如何找到正态分布的拐点
数学有一点很好,就是这个看似无关的领域以令人惊讶的方式聚集在一起。其中一个例子是应用从微积分到钟形曲线的想法。称为导数的微积分工具用于回答以下问题。正态分布的概率密度函数图上的拐点在哪里?
拐点
曲线具有可以分类和分类的各种功能。与我们可以考虑的曲线有关的一个项目是函数的图形是增加还是减少。另一个功能涉及称为凹度的事物。这大致可以被认为是曲线的一部分面对的方向。更正式的凹陷是曲率的方向。
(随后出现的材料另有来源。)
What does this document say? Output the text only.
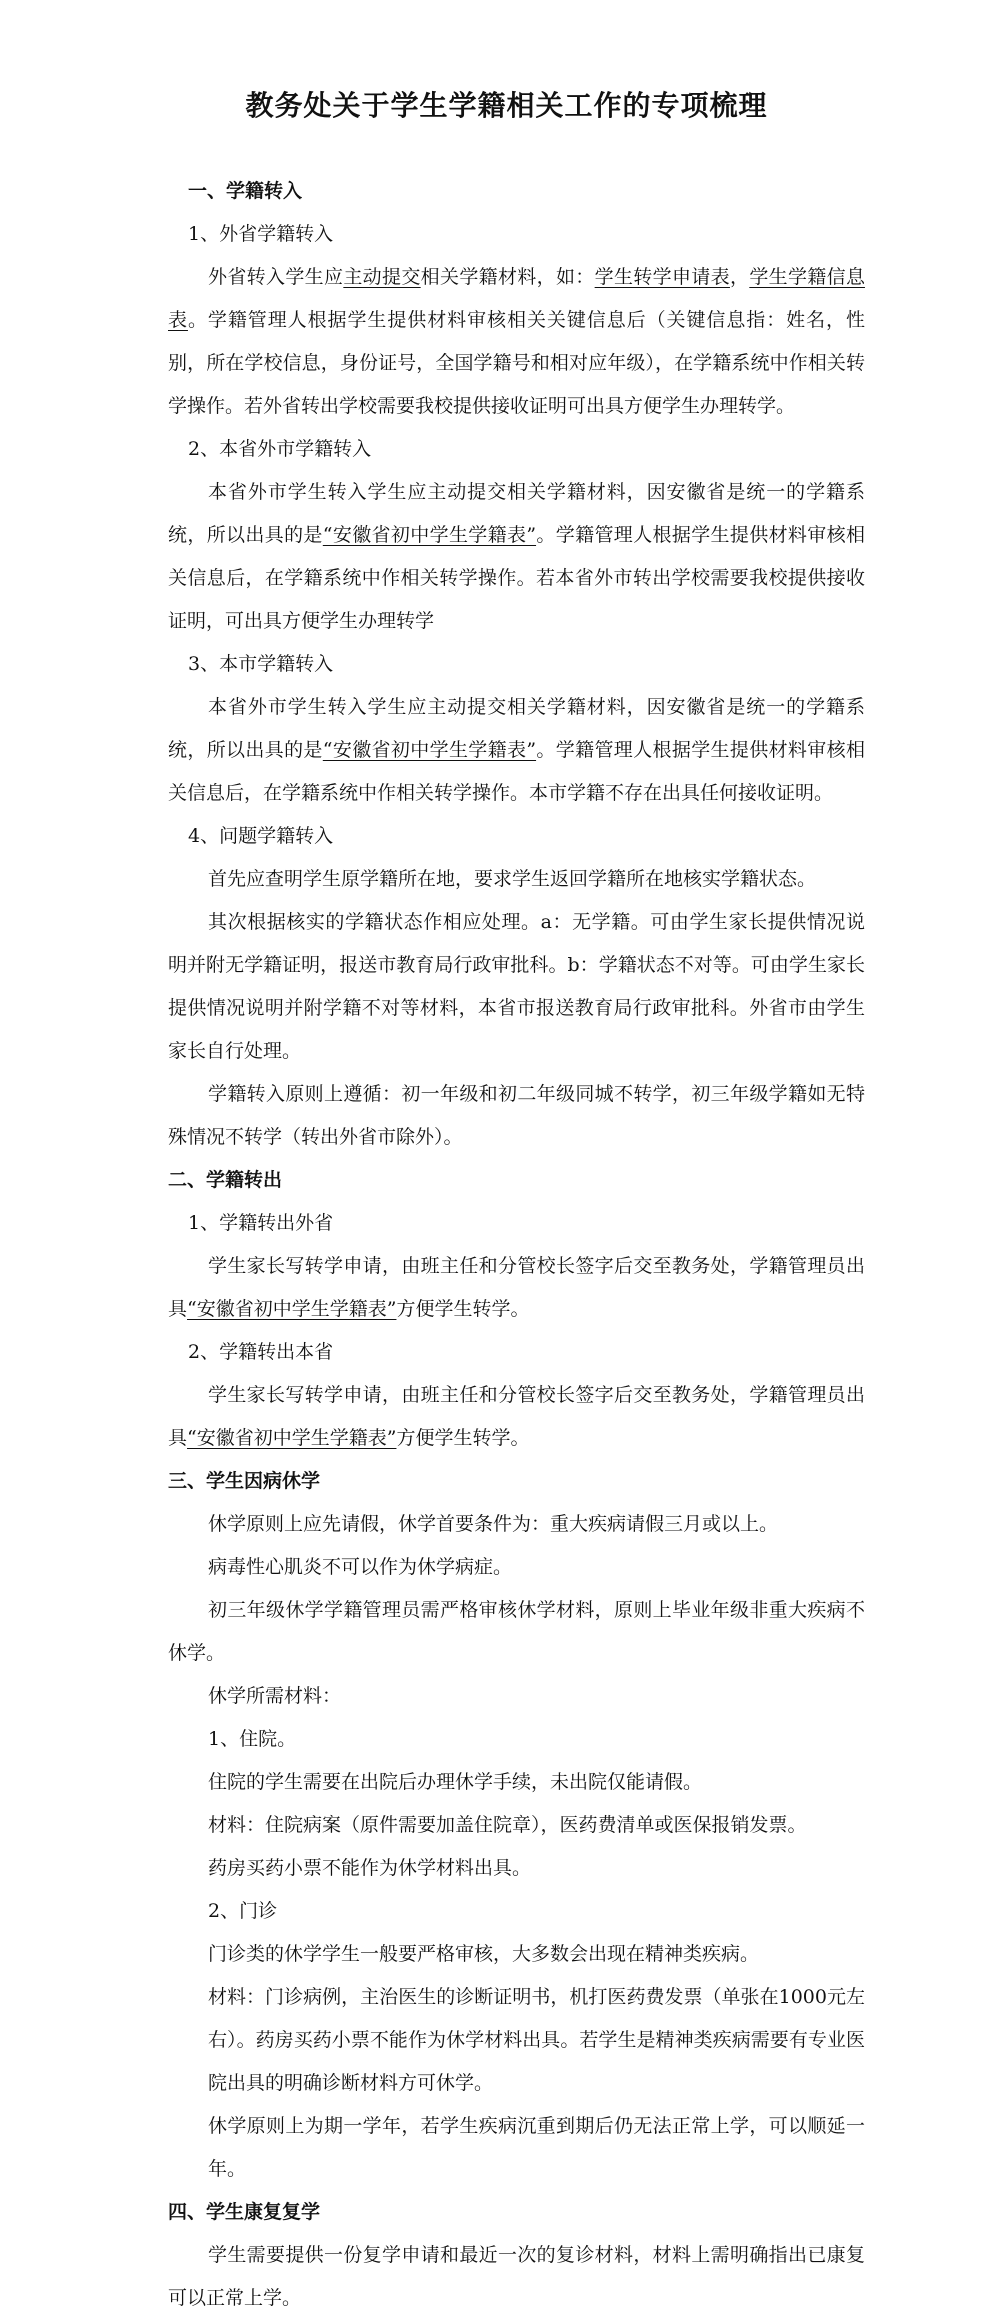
教务处关于学生学籍相关工作的专项梳理
一、学籍转入
1、外省学籍转入

外省转入学生应主动提交相关学籍材料，如：学生转学申请表，学生学籍信息表。学籍管理人根据学生提供材料审核相关关键信息后（关键信息指：姓名，性别，所在学校信息，身份证号，全国学籍号和相对应年级），在学籍系统中作相关转学操作。若外省转出学校需要我校提供接收证明可出具方便学生办理转学。

2、本省外市学籍转入

本省外市学生转入学生应主动提交相关学籍材料，因安徽省是统一的学籍系统，所以出具的是“安徽省初中学生学籍表”。学籍管理人根据学生提供材料审核相关信息后，在学籍系统中作相关转学操作。若本省外市转出学校需要我校提供接收证明，可出具方便学生办理转学

3、本市学籍转入

本省外市学生转入学生应主动提交相关学籍材料，因安徽省是统一的学籍系统，所以出具的是“安徽省初中学生学籍表”。学籍管理人根据学生提供材料审核相关信息后，在学籍系统中作相关转学操作。本市学籍不存在出具任何接收证明。

4、问题学籍转入

首先应查明学生原学籍所在地，要求学生返回学籍所在地核实学籍状态。

其次根据核实的学籍状态作相应处理。a：无学籍。可由学生家长提供情况说明并附无学籍证明，报送市教育局行政审批科。b：学籍状态不对等。可由学生家长提供情况说明并附学籍不对等材料，本省市报送教育局行政审批科。外省市由学生家长自行处理。

学籍转入原则上遵循：初一年级和初二年级同城不转学，初三年级学籍如无特殊情况不转学（转出外省市除外）。

二、学籍转出
1、学籍转出外省

学生家长写转学申请，由班主任和分管校长签字后交至教务处，学籍管理员出具“安徽省初中学生学籍表”方便学生转学。

2、学籍转出本省

学生家长写转学申请，由班主任和分管校长签字后交至教务处，学籍管理员出具“安徽省初中学生学籍表”方便学生转学。

三、学生因病休学

休学原则上应先请假，休学首要条件为：重大疾病请假三月或以上。

病毒性心肌炎不可以作为休学病症。

初三年级休学学籍管理员需严格审核休学材料，原则上毕业年级非重大疾病不休学。

休学所需材料：

1、住院。

住院的学生需要在出院后办理休学手续，未出院仅能请假。

材料：住院病案（原件需要加盖住院章），医药费清单或医保报销发票。

药房买药小票不能作为休学材料出具。

2、门诊

门诊类的休学学生一般要严格审核，大多数会出现在精神类疾病。

材料：门诊病例，主治医生的诊断证明书，机打医药费发票（单张在1000元左右）。药房买药小票不能作为休学材料出具。若学生是精神类疾病需要有专业医院出具的明确诊断材料方可休学。

休学原则上为期一学年，若学生疾病沉重到期后仍无法正常上学，可以顺延一年。

四、学生康复复学

学生需要提供一份复学申请和最近一次的复诊材料，材料上需明确指出已康复可以正常上学。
如果曲线的形状像字母U一样,则称曲线的一部分是凹的。如果曲线的形状像下面的∩,则曲线的一部分是凹的。如果我们想到一个向上凹陷或向下凹陷的洞穴开口,很容易记住这是什么样子。拐点是曲线改变凹度的地方。换句话说,这是曲线从凹向上到凹向下的点,反之亦然。
18二阶导数19 20
在微积分中,导数是一种以各种方式使用的工具。虽然导数最着名的用途是确定给定点处曲线切线的斜率,但还有其他应用。其中一个应用程序与查找函数图的拐点有关。
如果y=f(x)的图在x=a处具有拐点,则f的二阶导数在a为零。我们用数学符号写成f“(a)=0。如果函数的二阶导数在某一点上为零,则不会自动暗示我们已经找到了一个拐点。但是,我们可以通过查看二阶导数为零的位置来寻找潜在的拐点。我们将使用这种方法来确定正态分布拐点的位置。
钟形曲线的拐点41 42具有均值μ和σ标准差的正态分布的随机变量的概率密度函数为
f(x)=1/(σ√(2π))exp[-(x-μ)2/(2σ2)]。
在这里,我们使用符号exp[y]=ey,其中e梨的小知识是近似为2.71828的数学常数。
通过知道ex的导数并应用链规则,可以找到该概率密度函数的一阶导数。
f'(x)=-(x-μ)/(σ3√(2π))exp[-(x-μ)2/(2σ2)]=-(x-μ)f(x)/σ2。
我们现在计算这个概率密度函数的二阶导数。我们使用产品规则来查看:
f''(x)=-f(x)/σ2-(x-μ)f'(x)/σ2
简化我们的表达式
f''(x)=-f(x)/σ2+(x-μ)2f(x)/(σ4)
现在将这个表达式设置为零,求解x。由于f(x)是一个非零函数,我们可以用这个函数划分方程的两边。
0=-1/σ2+(x-μ)2/σ4
为了消除分数,我们可以将两侧乘以140 141 142 4143
0=-σ2+(x-μ)2
我们现在接近我们的目标。为了求解158 x 159,我们看到了
σ2=(x-μ)2
通过取两侧的平方根(并记住同时取根的正值和负值)
±σ=x-μ
由此很容易看出拐点出现在x=μ±σ的地方。换句话说,拐点位于平均值以上一个标准偏差和平均值以下一个标准偏差。